- Genre: Reality show, talent show, entertainment
- Created by: Syco
- Presented by: Ana Mihajlovski
- Judges: Ivan Tasovac(2009–2013); Ivan Bosiljčić (2012–2013); Nataša Ninković (2012–2013); Danica Maksimović [sr] (2009–11, 2016–2018); Aleksandar Milić [sr](2009–12); Mina Lazarević [sr] (2011–12); Ana Nikolić (2016–2017); Srđan Todorović (2016–2017); Rasta (2016–2017);
- Country of origin: Serbia
- No. of series: 5

Production
- Running time: 45–120 minutes

Original release
- Network: RTS (2011–2013) RTV Pink (2009; 2016)
- Release: 21 September 2009 – 2017

Related
- Got Talent

= Ja imam talenat! =

2009 Serbian TV series

Ja imam talenat! (Ја имам таленат!, lit. 'I've got talent!') is a Serbian television series based on Got Talent hosted by Vladimir Aleksić, Ivana Bajić and Ana Mihajlovski. It was judged by Ana Nikolic, Srđan Žika Todorović, Stefan Đurić Rasta, Ivan Tasovac, Nataša Ninković, Ivan Bosiljčić, Danica Maksimović, Aleksandar Milić, and Mina Lazarević. The show premiered on 12 September 2009. A total of five series have been broadcast. The first and fifth series were broadcast on RTV Pink while the others were broadcast by Serbian public service broadcaster RTS.

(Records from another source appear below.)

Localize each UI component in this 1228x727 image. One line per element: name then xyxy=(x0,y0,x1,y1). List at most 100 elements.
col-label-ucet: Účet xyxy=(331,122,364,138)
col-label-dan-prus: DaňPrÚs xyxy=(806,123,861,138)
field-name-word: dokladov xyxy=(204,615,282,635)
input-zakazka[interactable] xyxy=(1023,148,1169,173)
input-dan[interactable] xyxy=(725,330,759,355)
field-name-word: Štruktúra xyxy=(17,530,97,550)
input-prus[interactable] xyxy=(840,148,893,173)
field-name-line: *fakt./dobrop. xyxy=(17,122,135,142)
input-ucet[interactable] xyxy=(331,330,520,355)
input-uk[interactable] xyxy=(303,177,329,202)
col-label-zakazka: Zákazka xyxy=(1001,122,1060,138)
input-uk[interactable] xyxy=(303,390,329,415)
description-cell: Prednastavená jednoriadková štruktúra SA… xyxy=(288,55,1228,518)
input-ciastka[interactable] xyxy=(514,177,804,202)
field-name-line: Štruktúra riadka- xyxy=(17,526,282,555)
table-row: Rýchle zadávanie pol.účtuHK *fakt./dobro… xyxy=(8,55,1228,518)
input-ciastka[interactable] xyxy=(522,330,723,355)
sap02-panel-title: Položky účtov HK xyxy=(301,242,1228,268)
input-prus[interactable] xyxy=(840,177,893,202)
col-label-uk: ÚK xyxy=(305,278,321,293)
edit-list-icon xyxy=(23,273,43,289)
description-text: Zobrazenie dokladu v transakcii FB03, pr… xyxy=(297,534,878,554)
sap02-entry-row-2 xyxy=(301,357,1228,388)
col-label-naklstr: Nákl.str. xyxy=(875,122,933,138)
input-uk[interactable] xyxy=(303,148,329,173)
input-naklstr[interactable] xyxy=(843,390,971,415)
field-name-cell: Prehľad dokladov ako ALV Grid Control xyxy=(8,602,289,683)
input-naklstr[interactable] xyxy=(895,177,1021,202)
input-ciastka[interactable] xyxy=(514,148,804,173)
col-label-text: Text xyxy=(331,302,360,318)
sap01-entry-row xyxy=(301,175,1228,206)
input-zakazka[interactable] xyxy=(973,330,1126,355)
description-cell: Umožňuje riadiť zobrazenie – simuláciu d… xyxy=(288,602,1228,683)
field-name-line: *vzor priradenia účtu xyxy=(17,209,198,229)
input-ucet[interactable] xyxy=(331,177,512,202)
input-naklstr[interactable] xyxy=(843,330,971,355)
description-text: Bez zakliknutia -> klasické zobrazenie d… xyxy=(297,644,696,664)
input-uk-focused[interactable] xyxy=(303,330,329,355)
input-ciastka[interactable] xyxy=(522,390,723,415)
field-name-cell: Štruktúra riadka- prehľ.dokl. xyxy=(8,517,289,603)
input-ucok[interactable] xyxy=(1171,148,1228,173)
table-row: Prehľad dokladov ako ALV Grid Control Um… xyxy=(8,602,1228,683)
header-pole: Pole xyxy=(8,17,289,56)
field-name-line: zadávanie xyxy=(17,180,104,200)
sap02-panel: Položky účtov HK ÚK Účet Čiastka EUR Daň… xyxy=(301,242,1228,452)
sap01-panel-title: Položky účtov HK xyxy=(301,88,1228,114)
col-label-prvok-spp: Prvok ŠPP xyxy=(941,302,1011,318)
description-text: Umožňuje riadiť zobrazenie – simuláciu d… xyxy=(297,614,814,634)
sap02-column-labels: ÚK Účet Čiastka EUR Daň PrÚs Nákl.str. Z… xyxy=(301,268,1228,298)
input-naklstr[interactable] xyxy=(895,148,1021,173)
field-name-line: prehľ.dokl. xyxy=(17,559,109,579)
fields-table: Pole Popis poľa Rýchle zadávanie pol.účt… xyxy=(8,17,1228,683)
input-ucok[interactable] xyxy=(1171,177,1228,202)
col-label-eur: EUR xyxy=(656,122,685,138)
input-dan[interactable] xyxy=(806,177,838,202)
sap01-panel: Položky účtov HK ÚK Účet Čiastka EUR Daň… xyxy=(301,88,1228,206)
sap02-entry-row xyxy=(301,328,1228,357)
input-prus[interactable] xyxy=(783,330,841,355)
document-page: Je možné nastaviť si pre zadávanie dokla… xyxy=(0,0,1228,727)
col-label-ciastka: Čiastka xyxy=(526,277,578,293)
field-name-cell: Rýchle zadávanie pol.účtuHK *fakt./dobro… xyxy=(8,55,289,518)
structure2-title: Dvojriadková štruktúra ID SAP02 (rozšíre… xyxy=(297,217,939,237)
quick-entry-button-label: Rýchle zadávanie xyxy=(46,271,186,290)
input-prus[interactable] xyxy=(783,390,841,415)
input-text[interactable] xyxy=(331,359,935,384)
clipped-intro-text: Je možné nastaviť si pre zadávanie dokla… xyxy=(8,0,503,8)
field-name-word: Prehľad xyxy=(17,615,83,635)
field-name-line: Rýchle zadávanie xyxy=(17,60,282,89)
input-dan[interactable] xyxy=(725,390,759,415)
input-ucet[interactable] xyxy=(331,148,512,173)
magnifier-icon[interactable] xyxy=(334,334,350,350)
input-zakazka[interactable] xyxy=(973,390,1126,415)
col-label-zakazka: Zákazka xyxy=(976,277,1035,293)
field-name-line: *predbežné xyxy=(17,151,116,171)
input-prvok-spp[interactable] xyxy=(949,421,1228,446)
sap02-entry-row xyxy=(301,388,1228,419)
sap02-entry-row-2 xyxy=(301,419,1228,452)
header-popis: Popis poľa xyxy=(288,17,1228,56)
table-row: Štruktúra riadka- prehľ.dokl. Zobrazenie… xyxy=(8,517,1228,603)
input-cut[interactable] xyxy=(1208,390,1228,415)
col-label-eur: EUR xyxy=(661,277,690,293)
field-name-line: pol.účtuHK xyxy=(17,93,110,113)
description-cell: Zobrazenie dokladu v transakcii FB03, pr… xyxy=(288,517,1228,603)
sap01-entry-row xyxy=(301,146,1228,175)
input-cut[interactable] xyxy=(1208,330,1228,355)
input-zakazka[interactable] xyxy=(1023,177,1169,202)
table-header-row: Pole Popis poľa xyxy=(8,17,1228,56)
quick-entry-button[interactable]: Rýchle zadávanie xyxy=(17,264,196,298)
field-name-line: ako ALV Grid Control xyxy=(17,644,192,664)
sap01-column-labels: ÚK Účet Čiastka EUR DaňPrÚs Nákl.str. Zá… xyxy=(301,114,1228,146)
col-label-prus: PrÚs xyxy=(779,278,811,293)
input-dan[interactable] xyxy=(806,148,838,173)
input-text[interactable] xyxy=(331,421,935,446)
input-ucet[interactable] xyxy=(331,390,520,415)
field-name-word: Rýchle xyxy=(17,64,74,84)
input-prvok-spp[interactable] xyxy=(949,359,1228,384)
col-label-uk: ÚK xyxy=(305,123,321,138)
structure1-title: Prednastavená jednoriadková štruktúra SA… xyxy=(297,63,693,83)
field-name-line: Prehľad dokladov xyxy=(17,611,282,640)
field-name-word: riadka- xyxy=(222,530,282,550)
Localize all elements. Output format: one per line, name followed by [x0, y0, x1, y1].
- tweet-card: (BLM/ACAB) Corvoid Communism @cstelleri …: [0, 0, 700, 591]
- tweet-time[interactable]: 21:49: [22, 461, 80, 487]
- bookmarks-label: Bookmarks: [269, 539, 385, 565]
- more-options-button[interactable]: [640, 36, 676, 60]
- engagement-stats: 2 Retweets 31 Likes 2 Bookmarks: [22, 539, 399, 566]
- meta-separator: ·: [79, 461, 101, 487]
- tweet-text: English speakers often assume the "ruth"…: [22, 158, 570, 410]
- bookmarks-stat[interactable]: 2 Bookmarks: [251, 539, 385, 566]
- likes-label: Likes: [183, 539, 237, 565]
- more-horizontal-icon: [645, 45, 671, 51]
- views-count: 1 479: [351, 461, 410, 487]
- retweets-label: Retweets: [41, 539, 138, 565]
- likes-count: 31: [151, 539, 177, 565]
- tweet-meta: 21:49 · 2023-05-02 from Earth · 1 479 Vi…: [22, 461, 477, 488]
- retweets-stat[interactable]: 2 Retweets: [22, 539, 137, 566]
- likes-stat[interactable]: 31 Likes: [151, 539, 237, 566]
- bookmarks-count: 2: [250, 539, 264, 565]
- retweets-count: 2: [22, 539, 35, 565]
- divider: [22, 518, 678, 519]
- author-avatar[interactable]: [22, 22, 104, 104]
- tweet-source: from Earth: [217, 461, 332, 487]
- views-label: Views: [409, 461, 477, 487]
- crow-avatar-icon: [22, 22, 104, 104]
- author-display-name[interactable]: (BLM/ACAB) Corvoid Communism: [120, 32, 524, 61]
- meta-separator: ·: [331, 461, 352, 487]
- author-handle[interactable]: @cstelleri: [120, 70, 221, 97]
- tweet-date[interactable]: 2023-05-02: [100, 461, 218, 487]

At the end of 2025, Prva Televizija announced the return of this show under the name "Ja imam supertalenat" (Ја имам суперталенат, lit. 'I've got supertalent'), which should start broadcasting soon. The sixth season of the show "Ja imam talenat!", now under a new name, will be realized in cooperation with Emotion Production. The hosts and jury members are currently unknown.

==Season 1 (2009)==
For the first season, over 2500 acts applied, and the auditions were held in three cities: Belgrade, Novi Sad and Niš. Even though most of the acts were from Serbia, there were some contestants that came from Croatia and North Macedonia.

Finalists:

| Contestants | Act (talent) | notes |
|---|---|---|
| Pilerovi | young trio of musicians | placed first |
| Sandra Todorović | female opera singer |  |
| Marko Pavlović | male opera singer |  |
| Karolina Kočetova | young show tunes singer |  |
| Oliver Katić | musician | placed second |
| Biljana Đurđević | etno (folk) singer |  |
| Aleksandar i Ilija | street dancers |  |
| City Dance Studio | female dance group |  |
| Mateja Jezdić | young drummer |  |
| Marija Lazić | musician |  |

==Season 2 (2011)==

Logo used for the first two series.

Auditions for the second season were held in late August and during the first days of September 2010. Over 4000 acts applied, and the auditions took place in four cities: Belgrade, Novi Sad, Niš and Kragujevac.

The first episode premiered on 18 October 2010, but the broadcast was indefinitely delayed. The following April, show host Vladimir Aleksić announced that the second season premiered on 17 April 2011 on RTS.

==Season 3 (2011–2012)==

In Season 3, the panel was altered with Danica Maksimović being replaced with Mina Lazarević. The press reported that Maksimović and the production company could not reach an agreement on how much she would be paid for doing the show, so Lazević took her place. This season was won by Bojana and Nikola Peković, siblings who originally performed individually, but were put together by the producers before they were put through the semi-finals.

In the season's final, online application forms were opened for the next season. Two weeks after the final, Milić announced that he would not be coming back as a judge for the fourth series. Press speculation identified Anica Dobra as a possible replacement for Mili and suggested producers were considering renewing the entire judging panel.

==Fourth season (2012–2013)==

During the previous season final, application forms were put online. Over 400 acts applied on the night of the final. On 29 August, Lazević and Milić were confirmed to be replaced by Nataša Ninković and Ivan Bosiljčić respectively. The winner of this season was singer Katarina Kovačević.